Will the White House appeal latest DADT ruling?
Published: July 11, 2011
WASHINGTON — Critics of a court decision overturning the “don’t ask, don’t tell” law are urging President Barack Obama to appeal the ruling, even if it won’t stop the repeal of the controversial law.
On Friday, Defense Department officials announced they would halt all enforcement of the “don’t ask, don’t tell” law and allow openly gay recruits to enlist, after a court ruling earlier in the week blocked enforcement of the law. That could change if Justice Department officials appeal the ruling, as they did in October, but they have not indicated whether the administration will do so.

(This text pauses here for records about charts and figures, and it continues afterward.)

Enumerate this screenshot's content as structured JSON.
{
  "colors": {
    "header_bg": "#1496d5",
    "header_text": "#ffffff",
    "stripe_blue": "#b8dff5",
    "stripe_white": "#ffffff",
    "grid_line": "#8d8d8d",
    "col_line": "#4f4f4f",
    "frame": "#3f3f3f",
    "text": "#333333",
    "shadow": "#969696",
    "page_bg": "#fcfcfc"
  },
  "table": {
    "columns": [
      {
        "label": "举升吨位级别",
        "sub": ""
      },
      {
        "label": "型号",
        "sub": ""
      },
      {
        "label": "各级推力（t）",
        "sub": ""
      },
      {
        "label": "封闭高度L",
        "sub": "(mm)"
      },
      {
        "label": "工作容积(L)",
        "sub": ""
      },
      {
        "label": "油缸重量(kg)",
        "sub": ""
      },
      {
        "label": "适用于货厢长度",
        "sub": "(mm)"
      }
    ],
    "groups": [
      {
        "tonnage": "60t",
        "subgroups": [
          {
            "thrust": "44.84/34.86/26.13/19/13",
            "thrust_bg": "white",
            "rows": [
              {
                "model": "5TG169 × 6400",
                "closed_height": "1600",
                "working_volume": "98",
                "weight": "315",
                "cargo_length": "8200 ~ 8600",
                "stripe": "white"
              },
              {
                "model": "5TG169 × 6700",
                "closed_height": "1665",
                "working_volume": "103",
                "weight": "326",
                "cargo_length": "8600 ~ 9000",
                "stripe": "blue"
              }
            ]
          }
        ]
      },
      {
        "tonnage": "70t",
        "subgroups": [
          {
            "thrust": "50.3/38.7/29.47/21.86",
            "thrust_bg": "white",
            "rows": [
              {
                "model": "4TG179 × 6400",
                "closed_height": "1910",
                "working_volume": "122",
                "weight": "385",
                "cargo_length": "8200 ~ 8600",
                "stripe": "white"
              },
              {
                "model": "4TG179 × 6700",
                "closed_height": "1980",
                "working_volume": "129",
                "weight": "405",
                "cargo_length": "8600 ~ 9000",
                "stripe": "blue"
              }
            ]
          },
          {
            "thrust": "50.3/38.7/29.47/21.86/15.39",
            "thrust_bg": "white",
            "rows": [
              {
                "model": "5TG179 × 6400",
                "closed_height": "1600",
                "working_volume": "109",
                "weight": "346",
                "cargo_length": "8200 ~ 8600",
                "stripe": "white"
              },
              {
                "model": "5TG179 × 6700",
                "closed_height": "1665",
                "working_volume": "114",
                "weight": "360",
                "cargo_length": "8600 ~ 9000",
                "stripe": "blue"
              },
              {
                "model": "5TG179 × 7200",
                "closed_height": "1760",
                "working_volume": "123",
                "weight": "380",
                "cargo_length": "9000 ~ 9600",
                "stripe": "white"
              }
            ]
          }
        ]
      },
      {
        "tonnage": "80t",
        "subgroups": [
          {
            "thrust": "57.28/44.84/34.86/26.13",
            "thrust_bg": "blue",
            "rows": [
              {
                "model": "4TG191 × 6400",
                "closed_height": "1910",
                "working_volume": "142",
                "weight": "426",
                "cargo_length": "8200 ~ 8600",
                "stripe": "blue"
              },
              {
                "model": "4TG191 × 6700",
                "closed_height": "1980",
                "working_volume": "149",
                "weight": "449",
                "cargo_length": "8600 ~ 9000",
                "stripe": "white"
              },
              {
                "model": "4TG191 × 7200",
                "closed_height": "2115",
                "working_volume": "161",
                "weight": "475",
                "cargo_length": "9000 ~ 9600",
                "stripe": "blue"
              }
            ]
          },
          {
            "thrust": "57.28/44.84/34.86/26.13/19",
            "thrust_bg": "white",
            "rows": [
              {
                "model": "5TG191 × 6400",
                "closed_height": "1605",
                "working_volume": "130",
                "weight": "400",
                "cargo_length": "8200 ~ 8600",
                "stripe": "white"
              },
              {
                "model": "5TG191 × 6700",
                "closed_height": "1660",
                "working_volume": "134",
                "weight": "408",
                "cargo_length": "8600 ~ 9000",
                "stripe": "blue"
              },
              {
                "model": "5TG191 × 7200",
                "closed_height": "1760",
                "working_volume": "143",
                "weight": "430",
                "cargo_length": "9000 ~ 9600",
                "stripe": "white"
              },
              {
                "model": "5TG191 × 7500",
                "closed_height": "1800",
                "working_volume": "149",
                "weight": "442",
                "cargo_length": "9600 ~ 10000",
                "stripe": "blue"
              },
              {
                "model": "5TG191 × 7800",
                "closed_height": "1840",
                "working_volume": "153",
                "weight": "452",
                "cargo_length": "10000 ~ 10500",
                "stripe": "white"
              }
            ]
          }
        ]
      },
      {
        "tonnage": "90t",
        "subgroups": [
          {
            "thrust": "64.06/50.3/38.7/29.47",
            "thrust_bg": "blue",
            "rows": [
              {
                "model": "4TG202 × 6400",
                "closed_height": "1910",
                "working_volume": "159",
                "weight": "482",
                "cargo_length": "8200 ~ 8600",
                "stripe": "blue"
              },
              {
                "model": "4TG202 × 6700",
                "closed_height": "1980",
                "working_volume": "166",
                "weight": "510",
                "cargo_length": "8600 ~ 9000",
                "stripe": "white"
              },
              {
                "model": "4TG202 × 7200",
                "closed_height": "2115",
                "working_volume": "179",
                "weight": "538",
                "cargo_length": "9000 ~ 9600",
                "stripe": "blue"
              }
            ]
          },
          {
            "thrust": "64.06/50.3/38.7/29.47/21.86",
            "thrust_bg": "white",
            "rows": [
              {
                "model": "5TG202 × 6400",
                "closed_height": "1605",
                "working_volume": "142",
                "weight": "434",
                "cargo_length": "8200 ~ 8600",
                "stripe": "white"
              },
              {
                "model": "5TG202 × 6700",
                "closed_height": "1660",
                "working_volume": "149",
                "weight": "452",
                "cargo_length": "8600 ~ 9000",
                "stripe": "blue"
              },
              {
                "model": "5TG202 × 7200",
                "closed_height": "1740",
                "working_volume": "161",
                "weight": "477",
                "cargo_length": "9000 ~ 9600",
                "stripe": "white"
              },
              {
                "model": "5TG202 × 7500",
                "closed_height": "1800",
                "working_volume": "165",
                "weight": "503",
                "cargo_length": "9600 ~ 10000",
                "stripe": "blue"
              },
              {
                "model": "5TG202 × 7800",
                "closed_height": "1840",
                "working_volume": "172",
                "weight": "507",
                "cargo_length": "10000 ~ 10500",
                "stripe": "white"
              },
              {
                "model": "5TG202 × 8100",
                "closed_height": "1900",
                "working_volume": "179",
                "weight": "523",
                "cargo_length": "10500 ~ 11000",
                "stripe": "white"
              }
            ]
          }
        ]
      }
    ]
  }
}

In an statement released this weekend, the American Legion implored the White House to keep fighting the issue in court, saying the court actions create confusion and frustration for members of the military.
“By allowing judges to institute military policy, we diminish the roles of the secretary of defense, the joint chiefs of staff, Congress and the constitutionally mandated role of the nation’s commander-in-chief,” American Legion National Commander Jimmie Foster wrote. The Legion has publicly opposed repealing the 18-year-old ban on openly gay troops.
“Simply put, the military’s role is to fight and win our nation’s wars. Judges lack the expertise and, in my opinion, the authority on how to best do this. This lack of consistency and expertise by the courts makes it very difficult to operate a first-rate military, much less fight two wars.”
Members of the conservative Family Research Council also attacked the court ruling last week, saying in a statement that it “wrongly and irresponsibly usurped the role of Congress, the President and military leaders in setting policy for the armed forces.”
A three-judge panel in the Ninth Circuit Court is scheduled to hear arguments on the constitutionality of the ‘don’t ask, don’t tell’ law next month. If the White House decides not to fight the case, and the court agrees with the earlier ruling that the law is unconstitutional, it could open the door for lawsuits seeking back pay and benefits by troops dismissed for being gay.
Administration officials used that rationale to fight the ruling last in October, even as they publicly stated that they wanted the law repealed. Even if they win the legal fight on the issue, the law will still likely come off the books this fall, under plans laid out by Congress and the Pentagon late last year.
Still, Foster argues that the threat of legal precedent makes the courts fight necessary to “defend the president’s constitutional role as commander in chief.”
In a statement Friday, Defense Department spokeswoman Cynthia Smith said even though the “don’t ask, don’t tell” law isn’t being enforced, “it remains the policy of the Department of Defense not to ask servicemembers or applicants about their sexual orientation, to treat all members with dignity and respect, and to ensure maintenance of good order and discipline.”